Ce magistrat a rendu compte des plaidoiries dans le délibéré de la Cour, entendu en son rapport, composée de :
M. Jean-Loup CARRIERE, Président de Chambre
Madame Perrine VERMONT, Conseillère
Madame Caroline BIANCONI-DULIN, Conseillère
Greffier, lors des débats : Mme Dominique CARMENT
ARRET :
- CONTRADICTOIRE
- par mise à disposition de l'arrêt au greffe de la Cour, les parties en ayant été préalablement avisées dans les conditions prévues au deuxième alinéa de l'article 450 du code de procédure civile.
- signé par M. Jean-Loup CARRIERE, Président de Chambre, et par Dominique CARMENT, Greffière présente lors de la mise à disposition.
* * * * * * * * * * *
FAITS & PROCÉDURE
Mme [T] [W] veuve [D], M. [Y] [D], M. [M] [D], M. [B] [D] et M. [S] [D] sont propriétaires des lots 8, 605, 631 et 534 au sein de la Résidence [Adresse 5].

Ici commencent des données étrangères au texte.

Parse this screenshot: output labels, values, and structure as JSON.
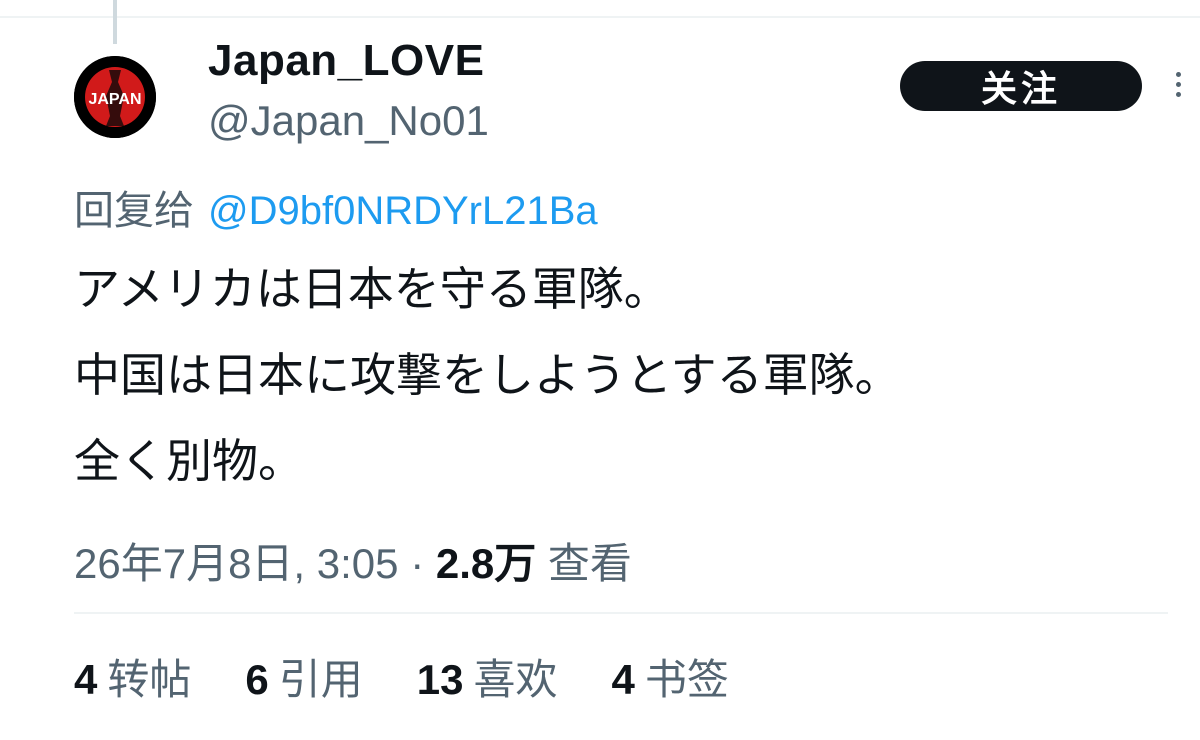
{
  "author": {
    "display_name": "Japan_LOVE",
    "handle": "@Japan_No01",
    "avatar_text": "JAPAN"
  },
  "follow_label": "关注",
  "reply_to": {
    "prefix": "回复给",
    "mention": "@D9bf0NRDYrL21Ba"
  },
  "tweet_lines": [
    "アメリカは日本を守る軍隊。",
    "中国は日本に攻撃をしようとする軍隊。",
    "全く別物。"
  ],
  "meta": {
    "timestamp": "26年7月8日, 3:05",
    "separator": " · ",
    "views": "2.8万",
    "views_label": "查看"
  },
  "stats": [
    {
      "count": "4",
      "label": "转帖"
    },
    {
      "count": "6",
      "label": "引用"
    },
    {
      "count": "13",
      "label": "喜欢"
    },
    {
      "count": "4",
      "label": "书签"
    }
  ],
  "colors": {
    "text": "#0f1419",
    "secondary": "#536471",
    "link": "#1d9bf0",
    "button": "#0f1419",
    "avatar_red": "#d11a1a"
  },
  "icons": {
    "more": "more-vertical-icon"
  }
}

Par exploit d'huissier en date du 24 août 2020, le syndicat des copropriétaires de la [Adresse 5] les a fait assigner devant le tribunal judiciaire d'Evry en paiement d'un arriéré de charges et de diverses sommes.
Mme [T] [W] veuve [D], M. [Y] [D], M. [M] [D], M. [B] [D] et M. [S] [D], bien que régulièrement assignés, n'ont pas constitué avocat.
Par jugement du 5 février 2021, le tribunal judiciaire d'Evry a :
- condamné in solidum les consorts [D] à verser au syndicat des copropriétaires la somme de 20.679,22 €, au titre des charges impayées arrêtées au 1er juillet 2020, Subvention Collective CD 91 5/6 0008 inclus, avec intérêts au taux légal à compter du 24 août 2020, et ce, jusqu'à parfait paiement,
- ordonné la capitalisation des intérêts,
- condamné in solidum les consorts [D] à verser au syndicat des copropriétaires la somme de 800 € à titre de dommages et intérêts,
- condamné in solidum les consorts [D] à verser au syndicat des copropriétaires de la [Adresse 5] la somme de 35 € au titre des frais de recouvrement nécessaire,
- condamné les consorts [D] aux dépens, avec distraction au profit de l'avocat qui en a fait la demande,
- condamné les consorts [D] à verser une somme de 1.000 € au syndicat des copropriétaires en application de l'article 700 du code de procédure civile,
- rappelé que la décision est exécutoire à titre provisoire,
- rejeté les demandes plus amples ou contraires des parties.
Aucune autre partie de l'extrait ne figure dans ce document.